И когда все успокоились, подошла к тесно обнявшейся парочке, смиренно сидевшей на скамье в уголке для беременных, и спросила:
– Ну, и что ты за спектакль здесь сотворила, Лизовета? И как нам теперь понимать это? И что прикажешь делать, га?! Объясни-ка нам – тупым провинциалкам – как-нибудь попроще.
– А что объяснять? – вскинулась, обернувшись, красная то ли от стыда, то ли от прилившего возбуждения, Лизка. – И объяснять нечего: мой он! Мой! Всю жизнь ждала!
– Брешешь! Знаем мы тебя, шлёндра ты непутевая. Поматросишь да бросишь парня служивого, – крикнула во весь голос Танька – самогонщица, прозванная подругами за её показную скромность Тихоней.
– Много ты понимаешь, курицына дочка! – Взъярилась Лизка. – Не дождёшься! Ишь – прицелилась уже. Во!– скрутила она кукиш. – Накося выкуси!.. Не отдам!
И заплакала, и запричитала:
– И за что вы на меня так окрысились, девочки? Пошто так собачитесь, бабы придурашные, будто бы я у вас последний кусок хлеба отнимаю, да ещё при моём-то парне. Мой он! Мой! Долгожданный. Недолюбленный, недокоханный. Эх, вы!.. Чё ж не радуетесь счастью нашему?

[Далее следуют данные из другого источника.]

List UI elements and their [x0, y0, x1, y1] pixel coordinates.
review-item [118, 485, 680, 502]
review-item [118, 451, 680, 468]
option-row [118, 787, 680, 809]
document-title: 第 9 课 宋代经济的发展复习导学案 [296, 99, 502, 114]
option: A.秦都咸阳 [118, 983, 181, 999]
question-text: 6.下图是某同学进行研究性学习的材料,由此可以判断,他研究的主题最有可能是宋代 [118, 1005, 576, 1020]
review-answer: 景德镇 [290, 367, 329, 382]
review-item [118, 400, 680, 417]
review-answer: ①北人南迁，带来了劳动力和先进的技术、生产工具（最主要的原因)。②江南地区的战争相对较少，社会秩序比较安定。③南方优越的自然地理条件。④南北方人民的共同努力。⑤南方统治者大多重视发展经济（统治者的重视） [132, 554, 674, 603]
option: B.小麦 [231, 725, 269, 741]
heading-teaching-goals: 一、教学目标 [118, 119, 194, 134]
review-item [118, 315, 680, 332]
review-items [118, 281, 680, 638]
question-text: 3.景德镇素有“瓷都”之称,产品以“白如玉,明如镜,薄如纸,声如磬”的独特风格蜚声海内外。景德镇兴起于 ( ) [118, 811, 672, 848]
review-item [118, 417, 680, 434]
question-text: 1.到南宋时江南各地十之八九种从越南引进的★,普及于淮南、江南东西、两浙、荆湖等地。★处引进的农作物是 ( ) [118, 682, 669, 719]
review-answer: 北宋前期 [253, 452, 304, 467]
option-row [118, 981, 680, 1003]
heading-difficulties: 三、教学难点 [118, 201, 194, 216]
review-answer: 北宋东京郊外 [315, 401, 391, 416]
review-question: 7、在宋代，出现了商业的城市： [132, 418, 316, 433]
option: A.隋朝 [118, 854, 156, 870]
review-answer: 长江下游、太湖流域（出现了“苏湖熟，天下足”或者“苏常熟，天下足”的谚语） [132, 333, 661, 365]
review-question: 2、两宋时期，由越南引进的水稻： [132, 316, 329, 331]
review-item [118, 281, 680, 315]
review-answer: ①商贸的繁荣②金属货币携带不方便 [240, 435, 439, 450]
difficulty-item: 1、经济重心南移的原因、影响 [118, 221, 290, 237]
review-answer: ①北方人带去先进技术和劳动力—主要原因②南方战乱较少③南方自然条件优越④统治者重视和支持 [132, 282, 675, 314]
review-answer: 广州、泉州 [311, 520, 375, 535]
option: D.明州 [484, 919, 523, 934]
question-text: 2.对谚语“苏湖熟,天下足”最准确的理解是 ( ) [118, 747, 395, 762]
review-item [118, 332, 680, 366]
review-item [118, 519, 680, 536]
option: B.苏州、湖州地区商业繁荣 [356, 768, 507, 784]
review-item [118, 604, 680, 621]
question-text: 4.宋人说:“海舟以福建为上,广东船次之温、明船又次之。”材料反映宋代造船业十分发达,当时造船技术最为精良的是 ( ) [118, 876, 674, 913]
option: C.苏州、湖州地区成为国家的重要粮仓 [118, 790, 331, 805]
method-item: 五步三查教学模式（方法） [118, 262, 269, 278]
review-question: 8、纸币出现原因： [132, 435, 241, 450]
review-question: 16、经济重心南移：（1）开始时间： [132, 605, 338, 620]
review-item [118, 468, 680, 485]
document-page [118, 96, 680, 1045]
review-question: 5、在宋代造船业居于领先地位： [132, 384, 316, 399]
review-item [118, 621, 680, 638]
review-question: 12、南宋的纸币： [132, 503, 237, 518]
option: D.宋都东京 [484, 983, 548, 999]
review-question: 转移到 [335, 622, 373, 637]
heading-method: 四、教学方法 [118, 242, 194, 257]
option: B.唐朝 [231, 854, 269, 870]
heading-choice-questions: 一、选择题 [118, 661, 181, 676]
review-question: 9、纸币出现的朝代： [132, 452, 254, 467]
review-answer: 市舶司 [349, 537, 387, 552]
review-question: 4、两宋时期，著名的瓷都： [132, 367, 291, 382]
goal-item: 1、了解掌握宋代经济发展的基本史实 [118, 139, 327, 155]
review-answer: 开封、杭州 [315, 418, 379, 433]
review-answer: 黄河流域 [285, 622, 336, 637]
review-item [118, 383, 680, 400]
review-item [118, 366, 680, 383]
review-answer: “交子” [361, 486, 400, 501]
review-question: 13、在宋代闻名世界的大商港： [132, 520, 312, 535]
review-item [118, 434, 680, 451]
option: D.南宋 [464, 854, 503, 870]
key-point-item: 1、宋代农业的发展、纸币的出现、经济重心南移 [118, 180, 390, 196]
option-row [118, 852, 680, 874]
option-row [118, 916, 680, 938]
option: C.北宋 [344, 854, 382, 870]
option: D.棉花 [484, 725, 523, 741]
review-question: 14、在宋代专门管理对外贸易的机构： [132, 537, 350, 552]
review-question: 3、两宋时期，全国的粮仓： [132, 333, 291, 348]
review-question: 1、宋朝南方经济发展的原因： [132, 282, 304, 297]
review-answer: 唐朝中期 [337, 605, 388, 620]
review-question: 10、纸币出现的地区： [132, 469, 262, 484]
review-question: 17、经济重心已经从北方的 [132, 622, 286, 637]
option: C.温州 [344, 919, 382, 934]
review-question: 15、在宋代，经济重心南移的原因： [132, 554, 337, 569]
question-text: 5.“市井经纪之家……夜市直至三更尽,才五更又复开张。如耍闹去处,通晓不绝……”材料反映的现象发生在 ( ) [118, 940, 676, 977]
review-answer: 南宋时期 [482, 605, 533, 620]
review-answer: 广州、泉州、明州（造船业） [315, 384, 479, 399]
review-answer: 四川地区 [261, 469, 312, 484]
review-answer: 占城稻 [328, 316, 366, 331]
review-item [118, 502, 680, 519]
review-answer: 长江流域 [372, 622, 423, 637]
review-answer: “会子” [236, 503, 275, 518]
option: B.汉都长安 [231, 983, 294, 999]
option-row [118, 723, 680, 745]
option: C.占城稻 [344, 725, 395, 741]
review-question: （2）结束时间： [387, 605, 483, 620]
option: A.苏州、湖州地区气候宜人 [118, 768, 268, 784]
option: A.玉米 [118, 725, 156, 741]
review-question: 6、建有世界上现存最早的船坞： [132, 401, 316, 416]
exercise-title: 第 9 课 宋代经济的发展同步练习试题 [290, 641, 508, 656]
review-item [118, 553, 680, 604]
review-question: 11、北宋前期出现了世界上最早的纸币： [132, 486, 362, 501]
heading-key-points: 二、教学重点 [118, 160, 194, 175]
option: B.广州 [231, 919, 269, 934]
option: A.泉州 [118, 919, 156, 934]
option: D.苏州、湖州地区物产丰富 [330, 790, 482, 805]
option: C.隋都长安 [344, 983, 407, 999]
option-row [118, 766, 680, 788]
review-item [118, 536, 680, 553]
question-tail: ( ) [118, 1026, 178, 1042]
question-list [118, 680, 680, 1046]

– С чего это?– выкрикнула кладовщица Полина.
– А я что? Я что – прокажённая, что ли? – вновь вскинулась Лизка. – Я! Я! – захлёбывалась она, – я разве не имею права на свое маленькое простое женское счастье? А насчёт стыда – извиняйте, если что не так. Так уж получилось.
И засмеялась:
– Карта на карту легла!
– Всё! Шабаш, бабы! Не для мужских ушей этот разговор, – вступилась за Лизку Мотя. – Шабаш, я сказала!
От её гневного оклика все сразу смолкли.
А Лизка, обернувшись к слепому солдату и крепко прижав его к своей груди, громко – так, чтобы слышали все, спросила:
– Ну что, служивый, такой-сякой нехороший, возьмёшь меня в жёны?
– Поживём – увидим, – помолчав, уклончиво ответил тот.
– Ну вот, девочки, товарки мои ненаглядные, будем считать, что обручение молодых состоялась. Милый сказал: «Поживем и увидим», а я уж, будьте уверены, постараюсь!!! Так что будьте свидетелями и милости просим вас всем кагалом своим к нам на свадьбу! – объявила Лизка.
– Да ты-то хоть знаешь, как зовут его, солдата этого? – крикнула, прячась за спинами подруг, конопатая Верка – путевая обходчица, прозванная Рыжиком за свою огненную шевелюру.
– А как же – Андреем!
– Ну и шельма, эта Лизка, ишь, как всё продумала, всё предусмотрела, – шепнула на ухо Моте Василиса.
– Да, не нам чета. И повернула-то как, будто мы все виноватые – всё просчитала, – откликнулась та. – Одним словом, бухгалтер, а не девка. Ишь, как «дебит» с «кредитом» свела. Всё – по уму: взрослые мужики наперечёт – никого у их баб не отшибёшь. А молодежь? Молодым молодые нужны, как подрастут – не наши они с тобой, Василисушка!